Sunday, November 4, 2012

Day 27: Trick r' Treat (2007)



Trick r' Treat (2007)
Starring: Dylan Baker, Anna Paquin, Brian Cox, Rochelle Aytes, Leslie Bibb
Category: New classic, favorite
Plot Tags: anthology, holiday
Original release: December 2007*
Format viewed: DVD - own collection
Directed by: Michael Dougherty
Written by: Michael Dougherty
Produced by : Bryan Singer
Distributed by: Warner Brothers*

Okay, so first things first, the (*) marks above and what they mean (at least to me). This film is one of many that got made and a bunch of lame-ass marketing people and a bunch of lame-ass studio types didn't know what to do with it. I base this on many accounts I've read about the production and subsequent shelving of the movie after it was made. The bottom line, as near as I can figure it, is that it wasn't an out and out comedy (because of the inherent meanness and dark humor) and it wasn't and out and out horror film (I guess if you know nothing of the genre' you'd think that) so they were unsure about how to position it.
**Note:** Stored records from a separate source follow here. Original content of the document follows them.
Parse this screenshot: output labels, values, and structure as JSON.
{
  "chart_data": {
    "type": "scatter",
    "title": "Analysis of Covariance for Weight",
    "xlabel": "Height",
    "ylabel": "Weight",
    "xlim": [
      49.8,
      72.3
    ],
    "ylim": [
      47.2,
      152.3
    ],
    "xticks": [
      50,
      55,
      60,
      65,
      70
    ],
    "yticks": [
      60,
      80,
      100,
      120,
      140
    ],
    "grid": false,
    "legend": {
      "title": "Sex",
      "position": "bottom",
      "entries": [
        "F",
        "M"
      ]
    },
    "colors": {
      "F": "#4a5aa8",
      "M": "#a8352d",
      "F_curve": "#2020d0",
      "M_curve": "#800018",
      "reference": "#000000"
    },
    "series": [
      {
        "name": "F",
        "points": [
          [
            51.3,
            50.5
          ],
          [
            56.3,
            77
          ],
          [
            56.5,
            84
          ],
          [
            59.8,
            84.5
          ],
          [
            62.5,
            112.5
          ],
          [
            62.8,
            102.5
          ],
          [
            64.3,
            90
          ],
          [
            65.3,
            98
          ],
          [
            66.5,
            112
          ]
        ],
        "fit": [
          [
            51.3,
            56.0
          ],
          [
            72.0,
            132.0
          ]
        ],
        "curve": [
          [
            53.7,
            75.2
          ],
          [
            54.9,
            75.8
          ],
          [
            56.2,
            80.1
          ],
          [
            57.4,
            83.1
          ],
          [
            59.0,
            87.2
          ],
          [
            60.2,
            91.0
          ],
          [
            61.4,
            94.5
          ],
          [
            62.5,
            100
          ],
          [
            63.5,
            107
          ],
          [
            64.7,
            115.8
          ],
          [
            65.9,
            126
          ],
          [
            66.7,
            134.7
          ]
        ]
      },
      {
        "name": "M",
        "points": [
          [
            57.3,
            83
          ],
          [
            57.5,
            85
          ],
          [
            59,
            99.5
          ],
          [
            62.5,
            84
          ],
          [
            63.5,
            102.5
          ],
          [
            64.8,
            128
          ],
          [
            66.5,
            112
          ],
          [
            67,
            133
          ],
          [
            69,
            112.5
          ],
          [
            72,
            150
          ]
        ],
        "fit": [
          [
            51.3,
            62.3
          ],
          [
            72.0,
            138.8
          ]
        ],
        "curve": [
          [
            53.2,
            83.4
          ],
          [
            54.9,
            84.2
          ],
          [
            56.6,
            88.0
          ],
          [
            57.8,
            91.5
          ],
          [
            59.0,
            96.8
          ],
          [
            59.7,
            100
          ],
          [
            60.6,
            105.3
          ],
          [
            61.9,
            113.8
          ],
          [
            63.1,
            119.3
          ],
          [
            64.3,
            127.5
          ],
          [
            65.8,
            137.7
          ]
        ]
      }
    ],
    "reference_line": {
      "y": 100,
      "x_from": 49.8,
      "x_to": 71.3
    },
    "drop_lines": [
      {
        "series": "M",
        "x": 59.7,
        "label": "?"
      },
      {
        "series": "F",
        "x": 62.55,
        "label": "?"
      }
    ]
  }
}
So there it sat, seeing only a handful of screenings from the tail end of 2007 into 2008 and 2009 and when I got my hands on it finally in October 2009, it took a couple weeks of tracking it down and ultimately got a copy entirely by accident. They printed some criminally small amount of copies at the time which meant Amazon couldn't ship it and no retailers even had much of a record of having one or two or not. I finally found it at a Best Buy way way north of where I live and even then it was mislabeled. Since that time, they've upped the print runs considerably and you can find it pretty much anywhere but at that time, it was a massive chore. Course, you could find enough copies of the terrible Halloween remake, the Amityville remake and 10,000 other remakes at the time to repanel your house if you were so inclined. Sigh. Okay, so the reason I'm writing all of this is that Trick r' Treat is an absolutely wonderful love letter to the whole mythos of Halloween, the traditions, the urban legends and all the rituals that surround it. It is a little freaky, a lot joyfully mean spirited and all together a hoot and deserved no part of the screw job the distributors put on it. 

Basically the story centers around four (maybe five) stories that intertwine over the course of one Halloween evening in a small town. One story is about the school principal (the great Dylan Baker - Thirteen Days, Road to Perdition) who seems to have a bent towards thinning the local herds and developing the family business. Another story involves a group of middle school ( I think) children who decide to play a prank on an autistic girl at their school by bringing her to the rock quarry and, after she tells the story of the bus driver who drove a bus full of developmentally disabled children into the quarry on purpose to ease their parents' burden, don zombie costumes and scare the crap out of her. Things develop beyond the prank and, well, goes a different way. Another story surrounds a tentative girl in her early 20s (Anna Paquin) who is being drug around by her sister and her friends to pick up men for a party. She is very unsure about this and it being her first time, regardless of the chiding of her sisters' friends. After the other three girls find dates, Laurie decides to stay behind and comes face to face with a hooded, masked guy who we've just seen is up to a whole lot more than just innocent fun and instead seems to be a bloodthirsty creature of the night. This changes a bit, after Laurie wanders into the forest and the party comes into greater focus. The last actual story surrounds a mean old man (Brian Cox) who is bothered and annoyed by neighborhood children who is forced to come face to face with the true spirit of Halloween in the form of a now familiar face, a little boy in a sack head costume who is a whole lot more than that. This little boy plays an integral part from the onset of the film and is a constant reminder of the true spirit of Halloween. 

So I am leaving out a lot in terms of what happens in each of these stories and the twists and turns of them because that is part of the great charm and fun of the film. Nothing is groundbreaking in terms of plot twists but the way that each story resolves itself and the way they overlap is very clever and ultimately very interesting to see how it continues on. This isn't a film for everyone, as it is a bit bloody at times and the fates of many of the characters can be somewhat unpleasant but on the whole it is entirely appropriate for yearly Halloween viewing and it is a film I've definitely grown to love on each subsequent viewing.